I put my RF hat on last night and had a think about how the grounding box cables are made.
The construction will effectively create a balun that can reflect an impedance connected to the end of the cable.
The length of the cable (balun) will determine where impedance nulls and peaks will occur across the frequency range. This is the theory so the test is to find out if the grounding box actually has an impedance.
This impedance is relative to free space (RF/antenna engineers will understand this).
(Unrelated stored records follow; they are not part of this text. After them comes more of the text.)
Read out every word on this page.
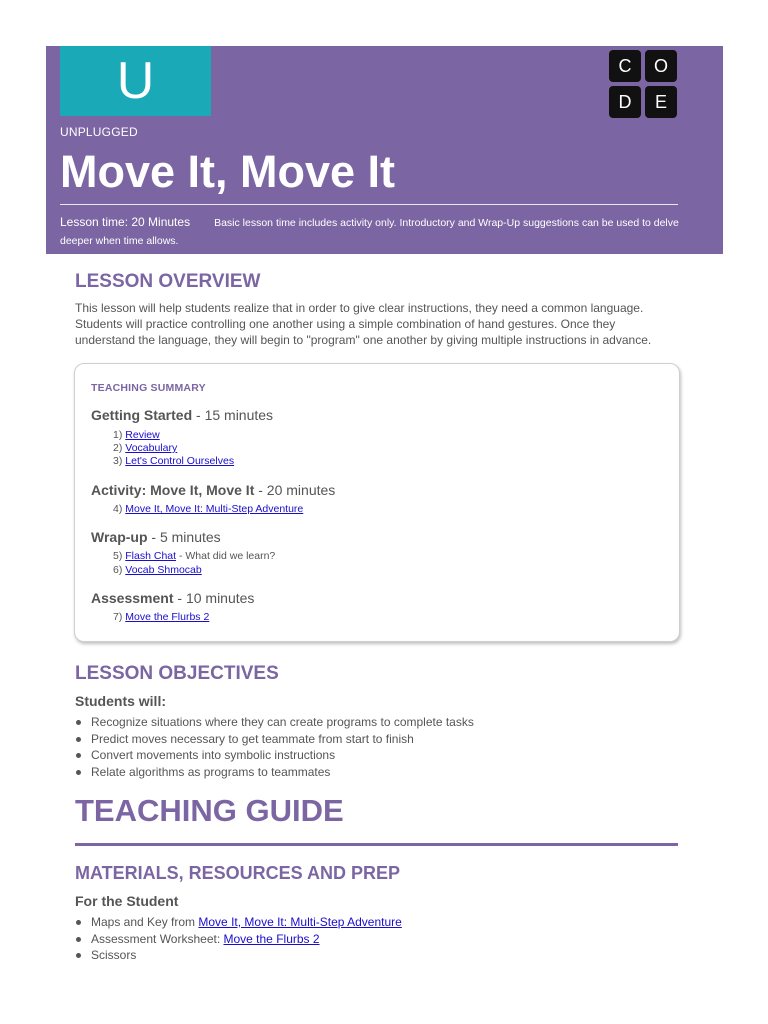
U	C	O
D	E
UNPLUGGED
Move It, Move It
Lesson time: 20 Minutes Basic lesson time includes activity only. Introductory and Wrap-Up suggestions can be used to delve deeper when time allows.
LESSON OVERVIEW
This lesson will help students realize that in order to give clear instructions, they need a common language. Students will practice controlling one another using a simple combination of hand gestures. Once they understand the language, they will begin to "program" one another by giving multiple instructions in advance.
TEACHING SUMMARY
Getting Started - 15 minutes
1) Review
2) Vocabulary
3) Let's Control Ourselves
Activity: Move It, Move It - 20 minutes
4) Move It, Move It: Multi-Step Adventure
Wrap-up - 5 minutes
5) Flash Chat - What did we learn?
6) Vocab Shmocab
Assessment - 10 minutes
7) Move the Flurbs 2
LESSON OBJECTIVES
Students will:
Recognize situations where they can create programs to complete tasks
Predict moves necessary to get teammate from start to finish
Convert movements into symbolic instructions
Relate algorithms as programs to teammates
TEACHING GUIDE
MATERIALS, RESOURCES AND PREP
For the Student
Maps and Key from Move It, Move It: Multi-Step Adventure
Assessment Worksheet: Move the Flurbs 2
Scissors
The impedance of free space is 377 ohms, though this could be thought of as a construct as it is calculated from the theoretical capacitance and inductance of free space, or a vacuum if you will.
What is really needed is a Network Analyser to measure the reflected impedance but I don't have one.
The next best thing is to use the calibration signal of the Spectrum Analyser which is a 50MHz square wave, so displays frequencies at 50MHz intervals across the screen.
I quickly made an adaptor so the grounding box cable could be connected directly to the Spectrum Analyser.
http://i63.tinypic.com/v7txtd.jpg
The spectrum was monitored with and without just the lead connected, no difference was found. When the grounding box was connected to the other end of the cable a difference was observed, but only to the bottom 4 frequencies, namely 50/100/150 and 200MHz.
The differences were small but repeatable so the Analyser was set to display to 200MHz and at its maximum vertical resolution of 3dB per graticule line.
Display with/without just the cable connected:
http://i67.tinypic.com/2vll8wy.jpg
Note the respective levels of the four spikes.
Display with cable and grounding box connected:
http://i68.tinypic.com/28ajmrn.jpg
Note the 50 and 150MHz responses have increased and the 100 and 200MHz responses have decreased.
OK what does this tell us? It doesn't tell us what the impedance is as that is beyond the scope of the test.
It does confirm that the grounding box has an impedance at RF.